Gear used to be only available from a handful of activities, such as raiding or rated PvP. Obtaining a specific piece of gear could be a months-long pursuit. As the quantity and variety of sources of gear increased over the years, increasingly the pacing of rewards wasn’t matching the pacing of the activity itself. By Mists of Pandaria, a guild progressing through a raid zone over the course of a couple of months could reach a point where they were fully equipped with gear from that tier, before having finished the zone. Lacking individual motivation or excitement about rewards when raiding, even if the encounters themselves were still fun, meant a lack of continued progression for the group.

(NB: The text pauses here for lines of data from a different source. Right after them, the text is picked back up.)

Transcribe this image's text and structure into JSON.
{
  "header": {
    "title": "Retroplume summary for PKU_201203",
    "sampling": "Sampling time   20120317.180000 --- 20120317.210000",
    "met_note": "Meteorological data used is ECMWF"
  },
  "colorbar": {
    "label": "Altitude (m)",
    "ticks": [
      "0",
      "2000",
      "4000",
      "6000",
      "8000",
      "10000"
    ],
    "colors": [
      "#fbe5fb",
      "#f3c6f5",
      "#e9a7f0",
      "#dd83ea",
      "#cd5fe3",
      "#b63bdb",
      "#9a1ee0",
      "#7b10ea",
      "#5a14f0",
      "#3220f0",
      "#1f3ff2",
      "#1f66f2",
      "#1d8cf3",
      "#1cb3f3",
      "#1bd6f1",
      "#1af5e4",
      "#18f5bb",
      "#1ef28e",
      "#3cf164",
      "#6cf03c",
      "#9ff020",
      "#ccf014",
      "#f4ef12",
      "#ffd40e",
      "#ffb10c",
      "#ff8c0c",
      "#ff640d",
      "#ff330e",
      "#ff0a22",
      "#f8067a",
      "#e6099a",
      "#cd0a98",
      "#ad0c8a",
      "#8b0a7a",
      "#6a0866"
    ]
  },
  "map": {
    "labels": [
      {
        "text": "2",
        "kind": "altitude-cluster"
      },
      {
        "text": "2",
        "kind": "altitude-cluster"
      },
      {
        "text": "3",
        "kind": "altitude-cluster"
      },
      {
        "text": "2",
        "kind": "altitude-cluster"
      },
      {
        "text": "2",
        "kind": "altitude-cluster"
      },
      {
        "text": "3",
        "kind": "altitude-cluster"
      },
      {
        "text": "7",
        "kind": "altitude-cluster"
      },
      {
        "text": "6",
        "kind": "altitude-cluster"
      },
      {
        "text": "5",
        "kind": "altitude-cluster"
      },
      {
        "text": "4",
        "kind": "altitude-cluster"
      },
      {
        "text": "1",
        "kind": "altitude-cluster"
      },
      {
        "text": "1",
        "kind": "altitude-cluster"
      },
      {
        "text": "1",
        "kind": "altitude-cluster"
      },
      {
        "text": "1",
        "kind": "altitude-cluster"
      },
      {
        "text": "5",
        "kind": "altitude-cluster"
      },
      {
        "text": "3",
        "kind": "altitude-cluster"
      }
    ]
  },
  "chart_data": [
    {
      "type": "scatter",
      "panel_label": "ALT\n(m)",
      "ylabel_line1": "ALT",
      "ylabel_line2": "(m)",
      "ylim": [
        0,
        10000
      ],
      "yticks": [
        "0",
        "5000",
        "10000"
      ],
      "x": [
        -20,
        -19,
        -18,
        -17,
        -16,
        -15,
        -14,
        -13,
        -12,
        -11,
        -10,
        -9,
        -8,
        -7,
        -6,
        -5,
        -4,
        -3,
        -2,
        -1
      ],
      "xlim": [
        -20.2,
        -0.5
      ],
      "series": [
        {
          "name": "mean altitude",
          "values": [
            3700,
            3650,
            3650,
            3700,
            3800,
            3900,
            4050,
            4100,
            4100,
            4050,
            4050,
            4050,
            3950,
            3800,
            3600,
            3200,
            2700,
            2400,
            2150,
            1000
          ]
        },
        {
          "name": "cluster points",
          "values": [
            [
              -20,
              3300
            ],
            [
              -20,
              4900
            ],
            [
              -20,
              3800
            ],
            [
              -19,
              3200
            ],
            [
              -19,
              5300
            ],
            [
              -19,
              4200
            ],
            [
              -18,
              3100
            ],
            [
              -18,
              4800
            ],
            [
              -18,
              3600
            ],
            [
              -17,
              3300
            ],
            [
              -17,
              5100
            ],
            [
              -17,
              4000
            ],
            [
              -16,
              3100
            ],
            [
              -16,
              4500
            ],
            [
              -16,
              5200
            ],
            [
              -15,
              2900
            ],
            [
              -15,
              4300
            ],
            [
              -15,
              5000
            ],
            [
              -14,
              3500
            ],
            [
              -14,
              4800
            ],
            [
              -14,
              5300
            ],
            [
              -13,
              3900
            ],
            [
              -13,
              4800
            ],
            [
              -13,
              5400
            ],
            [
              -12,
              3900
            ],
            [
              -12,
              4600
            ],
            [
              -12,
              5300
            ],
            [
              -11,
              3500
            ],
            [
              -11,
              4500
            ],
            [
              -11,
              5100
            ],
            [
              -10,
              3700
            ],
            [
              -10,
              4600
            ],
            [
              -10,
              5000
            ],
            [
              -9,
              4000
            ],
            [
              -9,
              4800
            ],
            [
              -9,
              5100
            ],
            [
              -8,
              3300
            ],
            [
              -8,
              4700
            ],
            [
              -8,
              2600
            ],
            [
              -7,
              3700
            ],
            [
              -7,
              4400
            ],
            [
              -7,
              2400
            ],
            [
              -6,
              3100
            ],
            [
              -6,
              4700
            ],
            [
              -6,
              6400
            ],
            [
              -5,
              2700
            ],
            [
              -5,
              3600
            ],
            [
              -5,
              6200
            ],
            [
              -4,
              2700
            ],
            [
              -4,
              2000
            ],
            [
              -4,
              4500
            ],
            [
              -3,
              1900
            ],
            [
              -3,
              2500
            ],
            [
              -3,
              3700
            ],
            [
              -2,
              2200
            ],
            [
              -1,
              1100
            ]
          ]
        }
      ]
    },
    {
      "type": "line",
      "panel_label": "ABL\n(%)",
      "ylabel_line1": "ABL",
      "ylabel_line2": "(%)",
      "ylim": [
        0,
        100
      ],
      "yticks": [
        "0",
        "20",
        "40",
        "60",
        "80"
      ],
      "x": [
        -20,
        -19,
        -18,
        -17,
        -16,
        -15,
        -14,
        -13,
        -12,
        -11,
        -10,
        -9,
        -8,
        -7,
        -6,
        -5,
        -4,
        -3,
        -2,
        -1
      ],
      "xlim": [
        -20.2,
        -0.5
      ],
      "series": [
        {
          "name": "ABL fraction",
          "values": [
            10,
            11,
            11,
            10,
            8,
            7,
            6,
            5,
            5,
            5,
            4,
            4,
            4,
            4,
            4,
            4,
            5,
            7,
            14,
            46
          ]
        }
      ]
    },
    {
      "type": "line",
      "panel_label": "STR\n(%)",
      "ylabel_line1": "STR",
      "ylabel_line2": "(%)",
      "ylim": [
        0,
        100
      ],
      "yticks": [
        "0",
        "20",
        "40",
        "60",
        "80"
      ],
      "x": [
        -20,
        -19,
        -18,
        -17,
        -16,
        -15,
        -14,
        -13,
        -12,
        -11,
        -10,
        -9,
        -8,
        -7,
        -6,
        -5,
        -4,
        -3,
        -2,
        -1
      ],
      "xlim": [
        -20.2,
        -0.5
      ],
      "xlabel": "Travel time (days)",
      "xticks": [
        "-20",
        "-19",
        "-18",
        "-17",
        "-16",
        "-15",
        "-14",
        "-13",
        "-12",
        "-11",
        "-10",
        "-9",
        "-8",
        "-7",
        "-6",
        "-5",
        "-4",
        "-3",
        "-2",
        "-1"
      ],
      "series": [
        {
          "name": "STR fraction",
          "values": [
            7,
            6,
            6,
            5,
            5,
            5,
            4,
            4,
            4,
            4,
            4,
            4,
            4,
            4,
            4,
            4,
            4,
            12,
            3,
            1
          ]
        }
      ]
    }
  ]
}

If you were stuck on Sha of Fear, there was no real expectation that your group would get any stronger week over week to help you overcome that hurdle. That gave rise to Thunderforging as a system in Patch 5.2, which evolved into the system we know today.
We like that Warforging preserves a sense of possibility to most encounters, and it allows a group’s overall item level to continue to increase steadily. It also creates moments of surprise and excitement across all types of players and activities. Of course, we understand that when an exceptionally lucky player gets a perfect Titanforged item from a Raid Finder boss, that can feel like it undermines Mythic content, but ultimately, that’s just a single piece of gear. Overall, the Mythic raider will be better-geared than the Normal or Heroic raider, even if the latter gets lucky once. We restrict the ability of pieces like weapons or Azerite armor to Titanforge, and we’ve reduced the chance of extreme Titanforging in BfA. We used to see players who felt obligated to run content they’d outgeared just for a chance at lucky upgrades, and we now see far less of this behavior.